Elite lodge seeks “best of the best”

The following is the lead article in the November 2, 2011 issue of “The Nassau Guardian” newspaper by Jeffrey Todd, NG Business Editor.

Multi-million-dollar Black Fly joins forces to U.S. company and will serve at the heart of rising Schooner Bay development

Flats Fisherman
The lodge is expected to not only attract high-net-worth tourists, but investors in the Abaco development.

A multi-million-dollar fishing lodge now under construction in Abaco plans to attract “the best of the best” when it comes to tourism, while providing the heart of a development that could change the island’s economy.

Through a powerful joint venture, Black Fly Bonefish Lodge in the Schooner Bay development is trying to catch the big fish.

“Fly fishing clientele are top of the food chain when it comes to tourism in this country,” said Clint Kemp, one of the key investors behind the project.

“Not only are they high net worth, but they tend to come in private aircraft and are excellent repeat visitors. They aren’t just coming for one week. They bring their friends and family and their presence often leads to further investment.”

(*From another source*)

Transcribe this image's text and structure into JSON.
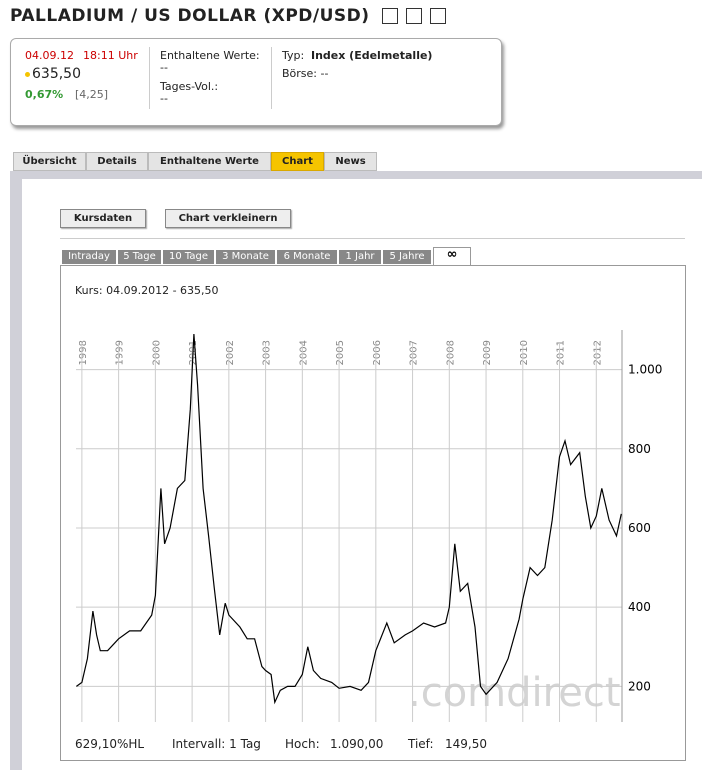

The lodge, slated for completion in 2013, will feature eight large rooms, a restaurant, bar and supplies store. A new fleet of boats will also be offered, giving guests access to salt-water fly fishing and deep water fishing.

Coming in at $1,000 per night for the full experience, the boutique lodge is meant to cater to exclusive guests which are often synonymous with the sport.

Meanwhile, Black Fly has also partnered with Nervous Waters, one of the most recognizable names in fly fishing, which operates 14 establishments all over the world.

Kemp told Guardian Business that Nervous Waters has bought a stake in the lodge and now acts as a shareholder.

“They bought a substantial stake in the company,” he explained.

“That gives us the good housing seal of approval.”

Kemp said the lodge will also be open to the general public, although certain areas are meant for guests only, such as the cigar smoking room on the top floor.

Kemp estimated the initial cost of the project to be between $4 million and $5 million.

But beyond the exclusivity of one lodge, Orjan Lindroth the president of the development company behind Schooner Bay, added that this venture serves as a centerpiece for what should one day become a flourishing harbor town.

“The lodge sits at the head,” he told Guardian Business.

“It’s very important architecturally and creates that feel. It will become a meeting place for friends and family.”

Lindroth explained the idea behind the property is to create a “robust business model” that can cater to not just the tourists but the community as well.

As work on the lodge kicks into gear, Schooner Bay continues to rise up around it.

Lindroth said five houses are now complete, and another 10 are expected to be done in the late winter or early spring. Five other separate dwellings are slated to begin construction around Christmas.

A six-unit condominium unit, consisting of traditional buildings with both residential and commercial units, is breaking ground in February 2012, he added.

Several of these units have been sold already, with prices ranging from $250,000 to $350,000.

Lindroth said the pricing is meant to reflect the wide cross-section residents Schooner Bay wishes to attract.

Schooner Bay Harbour

The harbor opened in June, with the lodge resting at its mouth.

The name for the lodge, Lindroth added, came from Vaughn Cochran, the artist and owner of Black Fly Outfitters, which sells world-famous merchandise bearing his logo.

Cochran is also a shareholder in the new lodge.

Kemp called Cochran’s involvement and the Black Fly name a “lifestyle statement” lending further credibility to the project.

He said no other lodge like this exists in The Bahamas. What makes the venture particularly unique, he felt, was the fact the lodge is located in a community.

“This is the only one that incorporates itself into the community,” he said.

“To have a fishing lodge in a community where they can interact with people is important. It means a higher, more textured experience. As it becomes a living town, our guests will want to be a part of that.”